- Deh-e Khamr Location within Iran
- Coordinates: 31°10′28″N 61°46′19″E﻿ / ﻿31.17444°N 61.77194°E
- Country: Iran
- Province: Sistan and Baluchestan
- County: Hirmand
- District: Central
- Rural District: Dust Mohammad

Population (2016)
- • Total: 1,119
- Time zone: UTC+3:30 (IRST)

= Deh-e Khamr =

Village in Sistan and Baluchestan province, Iran

Deh-e Khamr (ده خمر) (Note: Also romanized as Deh Khamr; also known as Khammar and Khamr) is a village in Dust Mohammad Rural District of the Central District of Hirmand County, (Note: Formerly Miyankongi County) Sistan and Baluchestan province, Iran.

==Demographics==
===Population===
At the time of the 2006 National Census, the village's population was 1,030 in 207 households, when it was in the former Miyankongi District of Zabol County.
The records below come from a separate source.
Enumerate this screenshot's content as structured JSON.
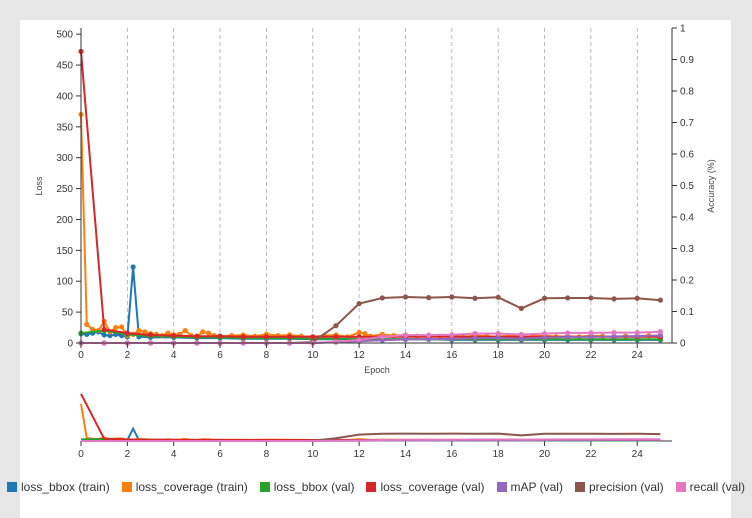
{
  "chart_data": {
    "type": "line",
    "xlabel": "Epoch",
    "ylabel": "Loss",
    "y2label": "Accuracy (%)",
    "xlim": [
      0,
      25.5
    ],
    "ylim": [
      0,
      510
    ],
    "y2lim": [
      0,
      1
    ],
    "xticks": [
      0,
      2,
      4,
      6,
      8,
      10,
      12,
      14,
      16,
      18,
      20,
      22,
      24
    ],
    "yticks": [
      0,
      50,
      100,
      150,
      200,
      250,
      300,
      350,
      400,
      450,
      500
    ],
    "y2ticks": [
      0,
      0.1,
      0.2,
      0.3,
      0.4,
      0.5,
      0.6,
      0.7,
      0.8,
      0.9,
      1
    ],
    "grid": "vertical dashed",
    "legend_position": "bottom",
    "series": [
      {
        "name": "loss_bbox (train)",
        "color": "#1f77b4",
        "axis": "left",
        "x": [
          0,
          0.25,
          0.5,
          0.75,
          1,
          1.25,
          1.5,
          1.75,
          2,
          2.25,
          2.5,
          3,
          4,
          5,
          6,
          7,
          8,
          9,
          10,
          11,
          12,
          13,
          14,
          15,
          16,
          17,
          18,
          19,
          20,
          21,
          22,
          23,
          24,
          25
        ],
        "y": [
          15,
          14,
          16,
          18,
          13,
          12,
          14,
          12,
          10,
          123,
          10,
          9,
          9,
          8,
          8,
          7,
          7,
          7,
          6,
          6,
          6,
          6,
          6,
          6,
          5,
          5,
          5,
          5,
          5,
          5,
          5,
          5,
          5,
          5
        ]
      },
      {
        "name": "loss_coverage (train)",
        "color": "#ff7f0e",
        "axis": "left",
        "x": [
          0,
          0.25,
          0.5,
          0.75,
          1,
          1.25,
          1.5,
          1.75,
          2,
          2.25,
          2.5,
          2.75,
          3,
          3.25,
          3.5,
          3.75,
          4,
          4.25,
          4.5,
          4.75,
          5,
          5.25,
          5.5,
          5.75,
          6,
          6.5,
          7,
          7.5,
          8,
          8.5,
          9,
          9.5,
          10,
          10.5,
          11,
          11.5,
          12,
          12.25,
          12.5,
          13,
          13.5,
          14,
          14.5,
          15,
          15.5,
          16,
          16.5,
          17,
          17.5,
          18,
          18.5,
          19,
          19.5,
          20,
          20.5,
          21,
          21.5,
          22,
          22.5,
          23,
          23.5,
          24,
          24.5,
          25
        ],
        "y": [
          370,
          30,
          22,
          20,
          35,
          18,
          25,
          26,
          12,
          14,
          20,
          18,
          15,
          14,
          12,
          16,
          13,
          14,
          20,
          12,
          10,
          18,
          16,
          12,
          11,
          12,
          13,
          11,
          14,
          12,
          13,
          11,
          10,
          12,
          13,
          10,
          17,
          15,
          11,
          14,
          12,
          13,
          11,
          12,
          11,
          12,
          10,
          12,
          11,
          10,
          12,
          10,
          11,
          12,
          10,
          11,
          10,
          12,
          11,
          10,
          11,
          10,
          12,
          9
        ]
      },
      {
        "name": "loss_bbox (val)",
        "color": "#2ca02c",
        "axis": "left",
        "x": [
          0,
          1,
          2,
          3,
          4,
          5,
          6,
          7,
          8,
          9,
          10,
          11,
          12,
          13,
          14,
          15,
          16,
          17,
          18,
          19,
          20,
          21,
          22,
          23,
          24,
          25
        ],
        "y": [
          16,
          20,
          14,
          11,
          10,
          9,
          9,
          8,
          8,
          8,
          7,
          7,
          7,
          6,
          6,
          6,
          6,
          6,
          6,
          6,
          6,
          6,
          6,
          6,
          6,
          6
        ]
      },
      {
        "name": "loss_coverage (val)",
        "color": "#d62728",
        "axis": "left",
        "x": [
          0,
          1,
          2,
          3,
          4,
          5,
          6,
          7,
          8,
          9,
          10,
          11,
          12,
          13,
          14,
          15,
          16,
          17,
          18,
          19,
          20,
          21,
          22,
          23,
          24,
          25
        ],
        "y": [
          472,
          22,
          16,
          13,
          12,
          11,
          11,
          10,
          10,
          10,
          10,
          10,
          10,
          10,
          10,
          10,
          10,
          10,
          10,
          10,
          10,
          10,
          10,
          10,
          10,
          10
        ]
      },
      {
        "name": "mAP (val)",
        "color": "#9467bd",
        "axis": "right",
        "x": [
          0,
          1,
          2,
          3,
          4,
          5,
          6,
          7,
          8,
          9,
          10,
          11,
          12,
          13,
          14,
          15,
          16,
          17,
          18,
          19,
          20,
          21,
          22,
          23,
          24,
          25
        ],
        "y": [
          0,
          0,
          0,
          0,
          0,
          0,
          0,
          0,
          0,
          0,
          0,
          0.003,
          0.006,
          0.009,
          0.011,
          0.012,
          0.013,
          0.015,
          0.016,
          0.014,
          0.017,
          0.019,
          0.02,
          0.021,
          0.022,
          0.024
        ]
      },
      {
        "name": "precision (val)",
        "color": "#8c564b",
        "axis": "right",
        "x": [
          0,
          1,
          2,
          3,
          4,
          5,
          6,
          7,
          8,
          9,
          10,
          11,
          12,
          13,
          14,
          15,
          16,
          17,
          18,
          19,
          20,
          21,
          22,
          23,
          24,
          25
        ],
        "y": [
          0,
          0,
          0,
          0,
          0,
          0,
          0,
          0,
          0,
          0,
          0.003,
          0.055,
          0.125,
          0.143,
          0.146,
          0.144,
          0.146,
          0.142,
          0.145,
          0.11,
          0.142,
          0.143,
          0.143,
          0.14,
          0.142,
          0.136
        ]
      },
      {
        "name": "recall (val)",
        "color": "#e377c2",
        "axis": "right",
        "x": [
          0,
          1,
          2,
          3,
          4,
          5,
          6,
          7,
          8,
          9,
          10,
          11,
          12,
          13,
          14,
          15,
          16,
          17,
          18,
          19,
          20,
          21,
          22,
          23,
          24,
          25
        ],
        "y": [
          0,
          0,
          0,
          0,
          0,
          0,
          0,
          0,
          0,
          0,
          0,
          0.004,
          0.01,
          0.02,
          0.025,
          0.025,
          0.026,
          0.03,
          0.03,
          0.027,
          0.03,
          0.032,
          0.032,
          0.033,
          0.033,
          0.036
        ]
      }
    ]
  }
}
The following census in 2011 counted 1,261 people in 275 households, by which time the district had been separated from the county in the establishment of Miyankongi County. (Note: Renamed Hirmand County) The rural district was transferred to the new Central District. The 2016 census measured the population of the village as 1,119 people in 260 households. It was the most populous village in its rural district.